The film, according to its description, is “a tale of forbidden love and family drama [that] unravels 40 years of secrets and lies against a soundtrack of juke-joint blues in the Deep South.” Perry said the current climate of the nation is what led him to release the project at this moment.

“Just watching what’s happening in America where there are certain political figures who want to reimagine the history of Black people in America that want to ban certain books, that don’t want people to know how bad slavery was, or the atrocities, or how much we built America on our backs,” the Madea creator explained.

"I wanted this movie to come out and maybe raise the curiosity for people to go back and see how bad Jim Crow was," he added.

“How bad it was for a lot of us so that you and I could sit here and have the lives that we do,” the multihyphenate continued.

A Jazzman’s Blues introduces Solea Pfeiffer who portrays Leanne, a character she says afforded her the opportunity to essentially play herself.

“In the very literal sense, just being, like, a racially ambiguous person, usually when I am cast in roles, what my experience thus far is pretty general, my race is never specific, and usually I’m playing a role that was previously played by a white woman or something like that,” said Pfeiffer.

"The breakdown of the character was specifically who I am and what I look like, and to be able to take up space in a story as myself," she continued.

“Where someone wrote this with the intention of having someone just like me play the role, it’s very freeing because you’re not wondering if you are enough of this or enough of that… you just are.
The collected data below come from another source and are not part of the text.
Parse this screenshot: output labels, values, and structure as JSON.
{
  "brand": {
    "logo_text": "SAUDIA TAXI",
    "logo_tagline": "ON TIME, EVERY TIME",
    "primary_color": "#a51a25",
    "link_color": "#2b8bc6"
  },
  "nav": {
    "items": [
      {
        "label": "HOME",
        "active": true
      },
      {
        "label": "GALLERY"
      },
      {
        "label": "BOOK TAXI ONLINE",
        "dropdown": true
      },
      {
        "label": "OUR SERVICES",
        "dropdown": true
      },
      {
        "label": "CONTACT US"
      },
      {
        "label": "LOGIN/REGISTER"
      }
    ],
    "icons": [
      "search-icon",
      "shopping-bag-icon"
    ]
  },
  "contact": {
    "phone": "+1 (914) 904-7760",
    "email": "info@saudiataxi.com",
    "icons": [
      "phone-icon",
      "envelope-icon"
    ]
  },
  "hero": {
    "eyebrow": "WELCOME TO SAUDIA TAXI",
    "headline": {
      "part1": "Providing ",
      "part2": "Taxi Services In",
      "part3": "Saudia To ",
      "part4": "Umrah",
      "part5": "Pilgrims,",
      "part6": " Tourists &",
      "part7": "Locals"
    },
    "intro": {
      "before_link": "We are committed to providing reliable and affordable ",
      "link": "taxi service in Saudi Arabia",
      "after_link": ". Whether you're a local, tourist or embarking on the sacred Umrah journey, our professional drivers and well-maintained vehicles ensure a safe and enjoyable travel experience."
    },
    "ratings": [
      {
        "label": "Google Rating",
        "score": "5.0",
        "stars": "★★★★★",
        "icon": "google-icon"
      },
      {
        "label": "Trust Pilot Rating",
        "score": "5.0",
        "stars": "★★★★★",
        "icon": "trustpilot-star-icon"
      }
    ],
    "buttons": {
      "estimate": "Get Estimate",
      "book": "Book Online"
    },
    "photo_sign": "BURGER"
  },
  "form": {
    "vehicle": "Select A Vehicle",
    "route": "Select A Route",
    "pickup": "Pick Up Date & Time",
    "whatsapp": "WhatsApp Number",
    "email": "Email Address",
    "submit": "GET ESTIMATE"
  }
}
I got to learn a lot about the history of mixed-race people in America and the history of passing, and them throughout the past 100, 200 years, and what that really means,” Pfeiffer said. “Having your own personal history for the first time in your life, it gives you a lot of agency and I’m really grateful for what all that has given me because I carry it in me like every day of my life.”

Pfeiffer's co-star Joshua Boone breathes life into Bayou, who is initially soft-spoken, but throughout his journey of life and love, learns not to take knocks from anybody.

“He goes from being a soft-spoken, quiet musician, who doesn’t get the opportunity to have that on display. [Someone] who gives love and deserves to receive love and finds that through his relationship with Leanne and grows into a human when that love is stripped away,” said Boone.

"He's someone who finds his own way, finds his own steps, and is able to make it both in an industry of music and also continue to find a means to give that love and create an outlet for that love," Boone continued.

Speaking of music, Amirah Vann’s character Hattie Mae, aka Bayou’s mother, shares the same love of music with her son. While A Jazzman’s Blues is quite the love story, and it has the music to match.

“I just thought she was so beautifully complex,” said Vann. “I think she just loves her children so much, she loves singing, she loves her community,” she continued.

Vann says her favorite musical number from the film was "Rocks in My Bed."

“I just loved that because you know, not only does the song itself, musically, do something that’s very cathartic, but also the scene. Now that I’m remembering the day [we filmed it], it actually started pouring and outside and we were all like, ‘Uh oh,’ but then Tyler was like this is gorgeous and so the rain is pouring down and Hattie Mae is sitting there and it’s so simple and it’s so beautiful. Every scene in that juke joint was a special place for that community to be themselves.”

A Jazzman’s Blues is now available for streaming on Netflix.